Barcelo expose chez Taddhaeus Ropac

La galerie Thaddaeus Ropac de Paris vient d’ouvrir une exposition consacrée au grand artiste espagnol Miquel BARCELO (jusqu’au 31 mai 2015). L’Inassèchement, tel est son titre, pour exprimer le rapport d’immersion de l’artiste à son œuvre et les transformations autonomes de celle-ci le temps du séchage. Dès lors que l’artiste a posé ses outils, l’oeuvre procède à de subtiles et ultimes changements, comme le suggèrent les titres des 17 œuvres réunies : La Dynamique de l’Inassèchement, Brisements, Manifesto Haptique. La reconnaissance internationale de Barcelo arrive tôt, au début des années 80′ : invité à la Documenta VII de Cassel en 1982, il se lie d’amitié avec Jean-Michel Basquiat et expose quatre ans plus tard chez son galeriste de New York, l’un des plus grands marchands de l’époque, Leo Castelli. Dès lors, Barcelo s’impose comme l’une des grandes signatures de l’art contemporaines, dans une sensibilité néo-expressionniste.

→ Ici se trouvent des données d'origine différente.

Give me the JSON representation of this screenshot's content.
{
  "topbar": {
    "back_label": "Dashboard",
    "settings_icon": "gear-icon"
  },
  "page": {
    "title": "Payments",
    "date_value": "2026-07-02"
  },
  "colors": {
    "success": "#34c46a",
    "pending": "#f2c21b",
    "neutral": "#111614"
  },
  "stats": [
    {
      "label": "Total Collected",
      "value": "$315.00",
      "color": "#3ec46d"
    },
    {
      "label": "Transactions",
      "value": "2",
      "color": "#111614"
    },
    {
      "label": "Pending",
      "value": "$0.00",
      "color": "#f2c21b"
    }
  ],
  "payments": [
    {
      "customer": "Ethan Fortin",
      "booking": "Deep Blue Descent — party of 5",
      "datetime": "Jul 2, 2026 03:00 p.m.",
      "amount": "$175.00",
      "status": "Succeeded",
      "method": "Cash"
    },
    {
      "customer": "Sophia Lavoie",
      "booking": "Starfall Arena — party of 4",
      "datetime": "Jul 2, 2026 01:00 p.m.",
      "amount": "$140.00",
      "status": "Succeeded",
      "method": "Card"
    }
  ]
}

La reconnaissance institutionnelle attendra 10 ans de plus. En 1996, le Musée national d’art moderne et la Galerie nationale du Jeu de Paume de Paris lui consacrent simultanément une exposition intitulée Impressions d’Afrique, après cinq mois passés en Côte d’Ivoire et au Mali. A l’époque, plusieurs de ses œuvres ont déjà passées le seuil des 100 000 $ aux enchères. Ce n’est que le début d’une ascension qui le conduisit è s’imposer comme l’artiste espagnol le plus coté de sa génération. Aujourd’hui, il affiche 11 adjudication millionnaires, dont un sommet équivalent à 5,5 m$, emporté en 2011 à Londres avec Faena de muleta, une grande toile matiériste reprenant l’espace d’une arène (vendue l’équivalent de 6,3 m$ chez Christie’s le 28 juin 2011). L’artiste, qui partage sa vie entre Majorque, Paris et le Mali, fait partie des plus prestigieuses collections publiques et privées à travers le monde.

Fabio Mauri et Venise

La 56ème Biennale de Venise (du 9 mai au 22 novembre 2015) propose, pavillon après pavillon, des artistes émergents encore discrets sur la scène internationale et d’autres déjà adoubés. Les artistes les plus connus se nomment Chiharu SHIOTA (pavillon japonais) ou Sarah LUCAS (Royaume-Uni), ceux à découvrir plus avant sont Joan JONAS (Etats-Unis), Fiona HALL (Australie), Joao LOURO (Portugal) ou Céleste BOURSIER-MOUGENOT (France) entre autres.
Les artistes exposés sont en règle générale toujours actifs et la Biennale est un bon tremplin pour gagner en notoriété internationale. Pourtant, pour la seconde fois consécutive, la Biennale expose Fabio MAURI, artiste né en 1926 et décédé en 2009. Fabio Mauri avait déjà exposé à la Biennale de Venise en 1974 mais le chemin vers la reconnaissance internationale est plus long pour lui que pour beaucoup d’autres. Le commissaire de la Biennale, Okwui Enwezor, insiste sur la présence du travail engagé de Mauri, artiste encore confidentiel, pourtant intégré aux collections du Centre Pompidou de Paris et représenté par la galerie suisse Hauser & Wirth. Ce lent travaille de reconnaissance serait, selon les défenseurs de l’oeuvre de Mauri, en passe de porter ses fruits et d’avoir enfin des répercutions importantes en terme de cotation. L’avenir dira. Pour l’heure, la majorité de ses œuvres ont changé de mains pour moins de 10 000 $ sur le marché des enchères.